How Far is Too Far

There is a natural progression of physical intimacy in dating relationships. Where one date leaves off, the the next date begins. If boundaries aren’t set, the progression usually leads to sexual intercourse. The boundaries that are set should be clearly communicated within the relationship.

You always want more!

On the first date, Jeff and Amanda were uncomfortable at first, but as the night went on, that changed. During dinner, they looked into each others eyes and were talking a little. As they were leaving the restaurant, Jeff grabbed Amanda’s hand. At the movie, Jeff did the “yawn trick” and Amanda snuggled in a little closer. At the end of the date, Jeff gave Amanda a short good-night kiss. On the next date, one good-night kiss wasn’t good enough. Jeff kissed Amanda continuously for several minutes, which quickly lead to deep French kissing. On the proceeding dates, before Jeff and Amanda new what had happened, they had progressed through the remainder of the Steps of Intimacy and they had sexual intercourse. The relationship began to grow bitter and about two weeks after having sex, Jeff and Amanda broke up. Imaging how they feel now…

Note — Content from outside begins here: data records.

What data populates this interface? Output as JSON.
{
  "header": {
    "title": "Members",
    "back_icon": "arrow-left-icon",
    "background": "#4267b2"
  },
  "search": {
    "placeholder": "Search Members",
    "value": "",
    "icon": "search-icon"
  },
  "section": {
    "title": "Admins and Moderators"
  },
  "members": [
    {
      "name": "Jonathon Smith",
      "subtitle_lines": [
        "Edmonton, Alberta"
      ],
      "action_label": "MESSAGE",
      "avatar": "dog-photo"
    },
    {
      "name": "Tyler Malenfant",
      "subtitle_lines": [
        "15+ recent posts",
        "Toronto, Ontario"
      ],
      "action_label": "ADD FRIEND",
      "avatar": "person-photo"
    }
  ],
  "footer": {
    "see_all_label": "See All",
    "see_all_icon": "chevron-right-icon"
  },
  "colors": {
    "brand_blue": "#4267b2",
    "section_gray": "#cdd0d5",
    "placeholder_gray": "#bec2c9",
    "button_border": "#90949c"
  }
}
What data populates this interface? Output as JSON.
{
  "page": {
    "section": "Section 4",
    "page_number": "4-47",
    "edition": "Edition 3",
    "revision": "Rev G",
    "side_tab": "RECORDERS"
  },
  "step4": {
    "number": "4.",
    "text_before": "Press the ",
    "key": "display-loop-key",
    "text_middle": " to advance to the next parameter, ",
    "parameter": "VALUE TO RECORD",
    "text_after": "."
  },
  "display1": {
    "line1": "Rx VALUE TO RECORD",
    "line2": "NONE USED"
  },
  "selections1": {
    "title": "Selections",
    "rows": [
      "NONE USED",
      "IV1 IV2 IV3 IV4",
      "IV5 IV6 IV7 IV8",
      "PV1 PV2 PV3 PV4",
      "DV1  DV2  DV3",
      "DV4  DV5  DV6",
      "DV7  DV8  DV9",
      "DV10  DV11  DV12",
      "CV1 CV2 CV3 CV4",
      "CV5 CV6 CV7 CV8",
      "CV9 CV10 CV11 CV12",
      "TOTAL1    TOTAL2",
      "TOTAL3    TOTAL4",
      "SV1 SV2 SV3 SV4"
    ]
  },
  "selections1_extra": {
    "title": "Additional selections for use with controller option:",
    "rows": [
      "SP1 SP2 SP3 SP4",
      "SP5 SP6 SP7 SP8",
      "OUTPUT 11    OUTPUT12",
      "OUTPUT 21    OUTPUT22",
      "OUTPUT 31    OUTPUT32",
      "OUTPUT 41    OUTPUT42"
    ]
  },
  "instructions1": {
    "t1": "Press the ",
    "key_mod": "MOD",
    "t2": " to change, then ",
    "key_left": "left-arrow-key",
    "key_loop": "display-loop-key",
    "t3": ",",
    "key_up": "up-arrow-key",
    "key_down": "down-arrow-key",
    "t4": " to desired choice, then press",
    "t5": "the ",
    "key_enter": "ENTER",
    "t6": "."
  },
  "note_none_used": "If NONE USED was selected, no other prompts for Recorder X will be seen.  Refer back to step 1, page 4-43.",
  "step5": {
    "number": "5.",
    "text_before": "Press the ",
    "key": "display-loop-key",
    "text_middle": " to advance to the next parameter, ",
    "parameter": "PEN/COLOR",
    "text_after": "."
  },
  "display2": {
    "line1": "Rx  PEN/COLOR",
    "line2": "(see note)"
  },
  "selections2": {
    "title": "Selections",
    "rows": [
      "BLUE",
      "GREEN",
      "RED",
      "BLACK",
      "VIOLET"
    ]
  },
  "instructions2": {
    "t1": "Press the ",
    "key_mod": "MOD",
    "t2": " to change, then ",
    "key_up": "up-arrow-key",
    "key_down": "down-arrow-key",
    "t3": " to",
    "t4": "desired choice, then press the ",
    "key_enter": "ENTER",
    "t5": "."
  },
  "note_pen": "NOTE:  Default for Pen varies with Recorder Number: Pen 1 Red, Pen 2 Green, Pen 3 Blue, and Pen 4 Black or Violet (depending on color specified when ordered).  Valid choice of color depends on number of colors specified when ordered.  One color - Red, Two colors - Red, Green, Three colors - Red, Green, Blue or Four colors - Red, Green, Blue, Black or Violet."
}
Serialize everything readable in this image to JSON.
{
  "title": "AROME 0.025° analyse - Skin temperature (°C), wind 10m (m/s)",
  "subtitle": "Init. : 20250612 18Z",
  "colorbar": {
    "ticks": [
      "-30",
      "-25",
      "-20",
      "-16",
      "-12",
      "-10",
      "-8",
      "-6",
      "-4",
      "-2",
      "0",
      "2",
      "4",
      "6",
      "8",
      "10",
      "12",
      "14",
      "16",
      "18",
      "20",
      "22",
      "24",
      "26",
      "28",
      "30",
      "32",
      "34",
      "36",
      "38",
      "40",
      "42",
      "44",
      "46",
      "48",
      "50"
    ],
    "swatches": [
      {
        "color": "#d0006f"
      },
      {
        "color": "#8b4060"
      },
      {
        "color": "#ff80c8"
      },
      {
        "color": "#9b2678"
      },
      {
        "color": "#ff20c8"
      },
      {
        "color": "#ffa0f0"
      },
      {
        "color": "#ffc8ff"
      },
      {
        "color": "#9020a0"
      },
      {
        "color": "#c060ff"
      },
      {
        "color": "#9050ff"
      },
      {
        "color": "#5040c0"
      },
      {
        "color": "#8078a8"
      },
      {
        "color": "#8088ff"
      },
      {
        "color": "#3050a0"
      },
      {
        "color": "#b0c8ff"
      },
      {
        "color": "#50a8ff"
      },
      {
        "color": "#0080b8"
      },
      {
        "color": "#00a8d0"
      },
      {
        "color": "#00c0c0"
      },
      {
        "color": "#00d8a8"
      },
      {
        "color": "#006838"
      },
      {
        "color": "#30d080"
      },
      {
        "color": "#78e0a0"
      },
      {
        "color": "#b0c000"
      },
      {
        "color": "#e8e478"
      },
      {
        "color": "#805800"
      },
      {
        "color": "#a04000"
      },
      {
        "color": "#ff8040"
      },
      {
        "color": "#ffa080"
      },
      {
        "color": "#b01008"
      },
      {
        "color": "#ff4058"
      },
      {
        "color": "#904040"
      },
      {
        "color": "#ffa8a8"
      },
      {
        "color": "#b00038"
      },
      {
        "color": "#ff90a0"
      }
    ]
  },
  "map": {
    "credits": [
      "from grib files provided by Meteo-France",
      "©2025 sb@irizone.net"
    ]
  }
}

What Steps of intimacy should be reserved for marriage?

Things to keep in mind

  • The steps are progressive – where one date ends the next date begins
  • The farther you progress through the steps, the more “heated” it becomes and the harder it is to stop.
  • The farther someone goes physically, the more one becomes emotionally bonded to the other person. It is harder to heal after the breakup when you are physically and emotionally bonded to the other person.
  • Most likely, you don’t know who your future spouse is and they are out there somewhere dating other people – Where would you want your future husband or wife to draw the boundary line?
  • Don’t rush the steps of intimacy and miss the thrill each one offers! Mouths getting dry and hands getting wet, as well as hearts beating fast are all part of the magic of falling in love and they are not to be missed. Enjoy each step.
  • Move slowly. Draw your boundary, be firm, and reserve sexual activity for marriage.
  • Remember that there are tons of healthy ways to five and receive affection without putting yourself at risk for STD’s, pregnancy and /or the negative emotional or social effects of premarital sex.